Thu Aug 27, 2009 10:29 pm
ahrg, usually I'm pretty good without needing to ask spoon feeding me the procedure. But again I'll need help and hopefully this will be helpfull for some other people. I deleted the policy on the remote site and check the generate policy, that works, but strangely it created not one, nor two but three Dynamic policy on the primary site with only one remote MT 450 establishing the connection.

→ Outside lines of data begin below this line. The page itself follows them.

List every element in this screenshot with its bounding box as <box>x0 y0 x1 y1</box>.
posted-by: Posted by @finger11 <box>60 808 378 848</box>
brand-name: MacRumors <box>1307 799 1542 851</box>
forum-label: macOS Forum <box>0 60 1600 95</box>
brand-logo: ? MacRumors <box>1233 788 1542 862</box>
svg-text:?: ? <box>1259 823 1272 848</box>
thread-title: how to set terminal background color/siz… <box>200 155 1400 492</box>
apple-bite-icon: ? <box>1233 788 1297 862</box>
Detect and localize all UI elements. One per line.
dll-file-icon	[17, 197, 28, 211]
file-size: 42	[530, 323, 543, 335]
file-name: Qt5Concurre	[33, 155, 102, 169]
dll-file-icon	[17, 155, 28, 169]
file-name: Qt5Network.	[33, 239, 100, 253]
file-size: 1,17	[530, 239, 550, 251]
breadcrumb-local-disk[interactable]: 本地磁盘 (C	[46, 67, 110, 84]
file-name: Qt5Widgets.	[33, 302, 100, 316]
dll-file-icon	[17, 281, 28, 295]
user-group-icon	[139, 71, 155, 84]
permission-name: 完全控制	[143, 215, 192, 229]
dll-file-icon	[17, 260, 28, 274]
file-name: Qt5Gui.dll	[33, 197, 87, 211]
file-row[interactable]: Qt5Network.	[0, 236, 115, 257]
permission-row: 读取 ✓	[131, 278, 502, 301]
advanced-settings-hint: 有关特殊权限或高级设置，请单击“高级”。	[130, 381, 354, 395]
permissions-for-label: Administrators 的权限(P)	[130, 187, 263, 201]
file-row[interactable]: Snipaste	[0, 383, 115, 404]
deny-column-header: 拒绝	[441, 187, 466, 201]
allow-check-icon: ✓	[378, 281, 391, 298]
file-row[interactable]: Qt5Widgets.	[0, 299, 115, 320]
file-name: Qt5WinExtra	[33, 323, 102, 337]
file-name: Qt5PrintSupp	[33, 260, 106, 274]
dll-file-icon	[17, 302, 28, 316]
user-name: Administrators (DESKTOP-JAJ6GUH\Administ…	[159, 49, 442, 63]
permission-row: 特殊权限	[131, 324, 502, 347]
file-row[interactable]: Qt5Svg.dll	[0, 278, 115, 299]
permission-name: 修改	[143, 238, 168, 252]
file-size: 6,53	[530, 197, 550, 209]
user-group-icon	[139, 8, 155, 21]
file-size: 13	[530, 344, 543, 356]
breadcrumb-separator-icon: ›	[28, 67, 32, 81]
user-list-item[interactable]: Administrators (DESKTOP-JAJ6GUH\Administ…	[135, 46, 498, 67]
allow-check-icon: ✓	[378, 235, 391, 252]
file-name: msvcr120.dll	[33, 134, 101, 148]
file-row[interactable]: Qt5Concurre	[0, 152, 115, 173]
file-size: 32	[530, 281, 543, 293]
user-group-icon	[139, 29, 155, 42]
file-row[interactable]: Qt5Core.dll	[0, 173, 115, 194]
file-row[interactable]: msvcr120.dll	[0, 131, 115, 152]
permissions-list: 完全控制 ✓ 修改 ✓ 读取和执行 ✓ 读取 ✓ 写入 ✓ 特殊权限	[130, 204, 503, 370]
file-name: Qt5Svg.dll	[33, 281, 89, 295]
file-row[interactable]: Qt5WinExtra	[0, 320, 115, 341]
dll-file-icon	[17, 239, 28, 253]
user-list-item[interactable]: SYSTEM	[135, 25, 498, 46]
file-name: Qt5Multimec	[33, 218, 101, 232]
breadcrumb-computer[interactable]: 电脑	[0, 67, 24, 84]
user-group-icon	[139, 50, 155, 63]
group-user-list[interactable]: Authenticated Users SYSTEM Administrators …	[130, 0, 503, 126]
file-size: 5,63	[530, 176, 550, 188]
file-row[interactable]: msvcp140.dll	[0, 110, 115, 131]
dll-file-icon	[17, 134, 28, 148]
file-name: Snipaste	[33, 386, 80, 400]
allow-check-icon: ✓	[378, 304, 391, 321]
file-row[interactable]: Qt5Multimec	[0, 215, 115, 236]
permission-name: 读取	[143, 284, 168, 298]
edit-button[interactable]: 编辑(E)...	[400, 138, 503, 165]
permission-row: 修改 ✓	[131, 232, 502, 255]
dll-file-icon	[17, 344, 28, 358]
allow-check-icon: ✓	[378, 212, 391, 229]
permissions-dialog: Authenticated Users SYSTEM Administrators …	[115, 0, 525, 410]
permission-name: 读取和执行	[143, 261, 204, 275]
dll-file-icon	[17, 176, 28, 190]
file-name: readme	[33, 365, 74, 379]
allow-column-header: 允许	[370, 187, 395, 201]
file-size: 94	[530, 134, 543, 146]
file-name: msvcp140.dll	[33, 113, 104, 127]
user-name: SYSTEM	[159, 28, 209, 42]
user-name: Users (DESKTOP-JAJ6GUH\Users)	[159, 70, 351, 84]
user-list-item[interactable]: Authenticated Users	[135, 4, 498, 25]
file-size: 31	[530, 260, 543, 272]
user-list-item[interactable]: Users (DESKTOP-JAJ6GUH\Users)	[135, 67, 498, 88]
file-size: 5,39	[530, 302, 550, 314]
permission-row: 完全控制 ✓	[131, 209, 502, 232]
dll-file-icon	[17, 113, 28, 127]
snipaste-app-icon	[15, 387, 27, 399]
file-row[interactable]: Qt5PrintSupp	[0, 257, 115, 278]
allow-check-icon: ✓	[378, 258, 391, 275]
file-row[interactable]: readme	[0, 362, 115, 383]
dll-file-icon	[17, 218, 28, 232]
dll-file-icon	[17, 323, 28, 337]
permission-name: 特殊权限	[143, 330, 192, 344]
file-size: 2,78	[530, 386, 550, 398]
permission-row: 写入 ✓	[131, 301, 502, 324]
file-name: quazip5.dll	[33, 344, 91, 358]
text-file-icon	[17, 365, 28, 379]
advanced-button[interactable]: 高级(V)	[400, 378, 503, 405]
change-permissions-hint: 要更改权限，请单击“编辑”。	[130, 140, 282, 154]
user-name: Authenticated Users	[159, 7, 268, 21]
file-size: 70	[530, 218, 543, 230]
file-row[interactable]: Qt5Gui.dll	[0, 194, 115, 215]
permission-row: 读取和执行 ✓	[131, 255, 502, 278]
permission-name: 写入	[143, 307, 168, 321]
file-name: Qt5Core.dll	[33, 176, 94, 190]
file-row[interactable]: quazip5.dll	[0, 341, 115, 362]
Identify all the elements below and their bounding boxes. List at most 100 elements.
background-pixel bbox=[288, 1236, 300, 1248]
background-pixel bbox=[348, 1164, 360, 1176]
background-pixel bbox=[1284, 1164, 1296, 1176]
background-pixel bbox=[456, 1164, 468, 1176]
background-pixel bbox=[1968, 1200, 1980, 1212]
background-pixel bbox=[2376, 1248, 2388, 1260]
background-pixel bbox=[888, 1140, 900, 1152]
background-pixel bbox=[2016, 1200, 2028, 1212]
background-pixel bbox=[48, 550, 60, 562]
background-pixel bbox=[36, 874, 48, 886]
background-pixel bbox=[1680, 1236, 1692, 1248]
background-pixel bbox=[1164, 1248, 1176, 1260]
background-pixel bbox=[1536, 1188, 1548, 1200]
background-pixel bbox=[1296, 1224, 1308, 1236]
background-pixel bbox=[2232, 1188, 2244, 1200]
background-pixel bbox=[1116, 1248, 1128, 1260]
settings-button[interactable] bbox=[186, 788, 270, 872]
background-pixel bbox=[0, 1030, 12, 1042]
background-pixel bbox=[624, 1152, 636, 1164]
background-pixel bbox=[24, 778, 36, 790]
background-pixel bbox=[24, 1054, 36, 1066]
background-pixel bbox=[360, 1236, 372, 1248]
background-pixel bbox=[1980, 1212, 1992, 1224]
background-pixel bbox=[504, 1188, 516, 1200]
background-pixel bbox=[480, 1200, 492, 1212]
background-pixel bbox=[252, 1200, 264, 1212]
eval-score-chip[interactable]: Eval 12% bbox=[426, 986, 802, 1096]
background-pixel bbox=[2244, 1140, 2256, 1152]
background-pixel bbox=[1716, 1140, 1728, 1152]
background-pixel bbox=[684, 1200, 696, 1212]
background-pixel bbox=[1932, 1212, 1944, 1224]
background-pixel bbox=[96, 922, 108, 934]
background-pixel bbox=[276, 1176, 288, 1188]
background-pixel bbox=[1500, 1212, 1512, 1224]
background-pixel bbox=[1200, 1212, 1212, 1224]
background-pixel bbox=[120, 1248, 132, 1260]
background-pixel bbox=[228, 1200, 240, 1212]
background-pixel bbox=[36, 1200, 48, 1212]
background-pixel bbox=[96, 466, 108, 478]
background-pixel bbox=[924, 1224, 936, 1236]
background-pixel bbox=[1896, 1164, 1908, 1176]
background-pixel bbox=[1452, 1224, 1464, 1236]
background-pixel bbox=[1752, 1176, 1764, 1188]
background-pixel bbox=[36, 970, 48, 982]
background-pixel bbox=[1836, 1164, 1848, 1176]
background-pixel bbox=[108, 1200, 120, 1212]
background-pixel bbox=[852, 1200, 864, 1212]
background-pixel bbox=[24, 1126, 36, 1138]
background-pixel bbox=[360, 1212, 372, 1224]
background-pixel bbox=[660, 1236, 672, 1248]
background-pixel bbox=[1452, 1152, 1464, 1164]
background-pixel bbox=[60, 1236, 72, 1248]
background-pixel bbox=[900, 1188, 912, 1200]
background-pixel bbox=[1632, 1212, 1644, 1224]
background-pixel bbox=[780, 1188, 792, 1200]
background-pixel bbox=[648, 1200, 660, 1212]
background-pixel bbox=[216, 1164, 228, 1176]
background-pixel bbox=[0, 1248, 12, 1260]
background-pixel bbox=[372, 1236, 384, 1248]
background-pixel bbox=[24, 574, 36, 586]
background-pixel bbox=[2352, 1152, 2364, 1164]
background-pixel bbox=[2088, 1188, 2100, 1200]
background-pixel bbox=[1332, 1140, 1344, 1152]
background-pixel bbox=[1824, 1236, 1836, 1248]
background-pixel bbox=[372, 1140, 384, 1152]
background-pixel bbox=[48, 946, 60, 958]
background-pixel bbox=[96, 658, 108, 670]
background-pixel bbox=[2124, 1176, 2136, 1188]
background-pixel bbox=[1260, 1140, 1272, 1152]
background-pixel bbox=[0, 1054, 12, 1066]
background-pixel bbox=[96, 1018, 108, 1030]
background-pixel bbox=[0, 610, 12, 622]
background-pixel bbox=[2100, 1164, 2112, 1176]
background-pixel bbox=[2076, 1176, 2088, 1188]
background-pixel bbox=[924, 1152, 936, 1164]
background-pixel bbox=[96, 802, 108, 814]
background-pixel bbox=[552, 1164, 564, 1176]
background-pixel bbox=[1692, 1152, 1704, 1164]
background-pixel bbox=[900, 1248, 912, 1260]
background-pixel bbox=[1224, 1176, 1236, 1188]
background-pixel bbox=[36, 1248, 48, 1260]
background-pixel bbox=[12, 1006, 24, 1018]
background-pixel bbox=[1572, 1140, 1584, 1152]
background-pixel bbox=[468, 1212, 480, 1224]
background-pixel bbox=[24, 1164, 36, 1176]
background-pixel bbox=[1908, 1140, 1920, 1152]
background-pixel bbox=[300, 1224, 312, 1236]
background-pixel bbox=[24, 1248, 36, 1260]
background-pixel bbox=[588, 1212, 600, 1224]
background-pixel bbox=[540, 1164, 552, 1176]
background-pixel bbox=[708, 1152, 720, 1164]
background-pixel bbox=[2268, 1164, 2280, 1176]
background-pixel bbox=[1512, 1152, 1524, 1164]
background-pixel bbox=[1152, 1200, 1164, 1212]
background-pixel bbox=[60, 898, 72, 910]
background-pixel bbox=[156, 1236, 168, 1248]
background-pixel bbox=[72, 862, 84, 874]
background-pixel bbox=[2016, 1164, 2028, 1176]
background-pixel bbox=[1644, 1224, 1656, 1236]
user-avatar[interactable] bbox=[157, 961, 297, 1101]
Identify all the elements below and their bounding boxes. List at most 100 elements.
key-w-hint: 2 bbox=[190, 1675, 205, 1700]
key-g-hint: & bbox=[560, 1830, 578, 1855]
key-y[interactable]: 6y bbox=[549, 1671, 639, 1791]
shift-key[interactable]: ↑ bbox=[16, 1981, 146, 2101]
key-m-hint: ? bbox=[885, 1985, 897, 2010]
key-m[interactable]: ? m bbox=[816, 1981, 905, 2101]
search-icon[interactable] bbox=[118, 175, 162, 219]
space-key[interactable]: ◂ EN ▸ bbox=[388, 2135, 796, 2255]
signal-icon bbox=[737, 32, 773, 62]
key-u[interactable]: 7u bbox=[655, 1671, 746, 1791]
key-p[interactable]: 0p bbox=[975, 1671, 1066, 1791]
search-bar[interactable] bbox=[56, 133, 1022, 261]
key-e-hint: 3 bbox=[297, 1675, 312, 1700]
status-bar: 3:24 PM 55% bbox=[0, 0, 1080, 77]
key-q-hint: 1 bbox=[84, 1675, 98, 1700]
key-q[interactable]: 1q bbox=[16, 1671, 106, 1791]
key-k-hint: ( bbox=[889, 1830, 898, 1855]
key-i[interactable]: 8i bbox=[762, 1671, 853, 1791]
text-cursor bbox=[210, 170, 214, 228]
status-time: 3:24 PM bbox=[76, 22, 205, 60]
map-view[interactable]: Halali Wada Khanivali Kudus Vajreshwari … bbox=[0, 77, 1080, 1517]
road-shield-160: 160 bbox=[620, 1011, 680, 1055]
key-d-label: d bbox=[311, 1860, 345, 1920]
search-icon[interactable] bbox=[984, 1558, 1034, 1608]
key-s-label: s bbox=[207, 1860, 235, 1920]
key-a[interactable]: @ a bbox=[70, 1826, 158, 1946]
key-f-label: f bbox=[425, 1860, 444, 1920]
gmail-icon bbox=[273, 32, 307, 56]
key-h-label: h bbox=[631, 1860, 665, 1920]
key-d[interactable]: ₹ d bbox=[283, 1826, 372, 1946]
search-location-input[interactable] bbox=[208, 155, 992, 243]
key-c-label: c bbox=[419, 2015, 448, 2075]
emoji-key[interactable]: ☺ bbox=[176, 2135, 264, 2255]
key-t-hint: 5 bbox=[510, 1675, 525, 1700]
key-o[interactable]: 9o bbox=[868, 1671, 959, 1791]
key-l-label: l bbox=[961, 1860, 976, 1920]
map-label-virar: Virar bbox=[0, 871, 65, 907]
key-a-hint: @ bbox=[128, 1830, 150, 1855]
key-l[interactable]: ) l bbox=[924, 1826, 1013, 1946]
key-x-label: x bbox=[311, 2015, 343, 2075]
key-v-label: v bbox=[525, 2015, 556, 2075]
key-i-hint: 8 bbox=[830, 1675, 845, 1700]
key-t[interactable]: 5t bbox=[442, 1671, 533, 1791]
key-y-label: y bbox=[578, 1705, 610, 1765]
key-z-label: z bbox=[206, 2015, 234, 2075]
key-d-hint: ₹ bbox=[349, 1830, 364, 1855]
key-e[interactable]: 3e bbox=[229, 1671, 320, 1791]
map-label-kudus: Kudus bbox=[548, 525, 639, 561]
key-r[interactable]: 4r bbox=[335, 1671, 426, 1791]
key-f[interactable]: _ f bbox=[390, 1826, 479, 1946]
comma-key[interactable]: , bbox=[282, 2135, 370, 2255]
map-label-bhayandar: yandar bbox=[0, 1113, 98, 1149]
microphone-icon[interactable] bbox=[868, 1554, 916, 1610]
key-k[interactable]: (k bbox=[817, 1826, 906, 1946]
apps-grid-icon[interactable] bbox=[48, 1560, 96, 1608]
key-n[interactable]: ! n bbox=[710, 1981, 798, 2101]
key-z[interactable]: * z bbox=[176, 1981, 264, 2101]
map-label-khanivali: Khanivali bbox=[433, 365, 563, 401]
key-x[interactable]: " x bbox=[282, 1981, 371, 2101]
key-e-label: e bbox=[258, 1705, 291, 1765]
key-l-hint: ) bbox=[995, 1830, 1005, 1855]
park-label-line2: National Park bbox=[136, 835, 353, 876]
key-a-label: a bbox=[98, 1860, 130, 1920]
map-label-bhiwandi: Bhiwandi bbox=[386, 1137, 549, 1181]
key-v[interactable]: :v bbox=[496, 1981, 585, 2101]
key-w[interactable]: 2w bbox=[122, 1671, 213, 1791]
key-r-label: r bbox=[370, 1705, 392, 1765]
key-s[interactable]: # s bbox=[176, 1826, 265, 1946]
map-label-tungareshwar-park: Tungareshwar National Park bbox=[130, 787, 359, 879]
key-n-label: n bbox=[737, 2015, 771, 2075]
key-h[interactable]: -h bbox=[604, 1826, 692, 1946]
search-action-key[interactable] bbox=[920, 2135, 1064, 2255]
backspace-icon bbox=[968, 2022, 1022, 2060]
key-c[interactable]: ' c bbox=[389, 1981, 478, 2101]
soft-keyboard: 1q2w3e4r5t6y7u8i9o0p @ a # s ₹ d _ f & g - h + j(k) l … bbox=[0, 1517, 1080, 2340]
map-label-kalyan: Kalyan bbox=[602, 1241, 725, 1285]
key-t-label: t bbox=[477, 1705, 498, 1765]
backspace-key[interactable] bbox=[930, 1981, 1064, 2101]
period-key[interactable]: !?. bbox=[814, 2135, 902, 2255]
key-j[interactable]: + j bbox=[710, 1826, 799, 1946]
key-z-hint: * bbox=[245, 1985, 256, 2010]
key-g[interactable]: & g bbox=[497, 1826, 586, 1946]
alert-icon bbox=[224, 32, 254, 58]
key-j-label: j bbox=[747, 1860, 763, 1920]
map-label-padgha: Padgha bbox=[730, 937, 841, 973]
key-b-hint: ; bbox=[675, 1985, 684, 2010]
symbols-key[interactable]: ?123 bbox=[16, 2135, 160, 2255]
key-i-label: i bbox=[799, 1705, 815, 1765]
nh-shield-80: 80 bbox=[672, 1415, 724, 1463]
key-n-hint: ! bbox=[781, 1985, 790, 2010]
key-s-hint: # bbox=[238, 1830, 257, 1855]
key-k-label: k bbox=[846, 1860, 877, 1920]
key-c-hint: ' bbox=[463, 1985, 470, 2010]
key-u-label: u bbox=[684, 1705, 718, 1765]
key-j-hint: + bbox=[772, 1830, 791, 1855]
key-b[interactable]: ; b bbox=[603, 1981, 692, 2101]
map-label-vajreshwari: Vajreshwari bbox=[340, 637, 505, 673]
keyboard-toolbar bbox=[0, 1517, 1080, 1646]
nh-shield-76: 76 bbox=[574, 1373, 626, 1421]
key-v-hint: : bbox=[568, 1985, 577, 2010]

As soon as I change, in the primary site, the IP address of the peer to 0.0.0.0, and the SA Src Address in the remote policy to 0.0.0.0 I get into trouble... I read again the ref manual and try to change the policy level to other settings without better result...
Again here are my new export
Primary Site:
/ip ipsec proposal
set default auth-algorithms=sha1 disabled=no enc-algorithms=3des lifetime=30m \
name=default pfs-group=modp1024
/ip ipsec peer
add address=0.0.0.0/32:500 auth-method=pre-shared-key dh-group=modp1024 \
disabled=no dpd-interval=disable-dpd dpd-maximum-failures=1 \
enc-algorithm=3des exchange-mode=main generate-policy=yes hash-algorithm=\
md5 lifebytes=0 lifetime=1d nat-traversal=no proposal-check=obey secret=\
mysecret send-initial-contact=no
Remote Site:
/ip ipsec proposal
set default auth-algorithms=sha1 disabled=no enc-algorithms=3des lifetime=30m \
name=default pfs-group=modp1024
/ip ipsec peer
add address=69.x.x.122/32:500 auth-method=pre-shared-key dh-group=modp1024 \
disabled=no dpd-interval=disable-dpd dpd-maximum-failures=1 \
enc-algorithm=3des exchange-mode=main generate-policy=no hash-algorithm=\
md5 lifebytes=0 lifetime=1d nat-traversal=no proposal-check=obey secret=\
mysecret send-initial-contact=yes
/ip ipsec policy
add action=encrypt disabled=no dst-address=192.168.213.0/24:any \
ipsec-protocols=esp level=require priority=0 proposal=default protocol=\
all sa-dst-address=69.x.x.122 sa-src-address=0.0.0.0 src-address=\
192.168.214.0/24:any tunnel=yes
Again TY
Sabrina
Last edited by
Rockyboa on Sun Aug 30, 2009 3:46 pm, edited 1 time in total.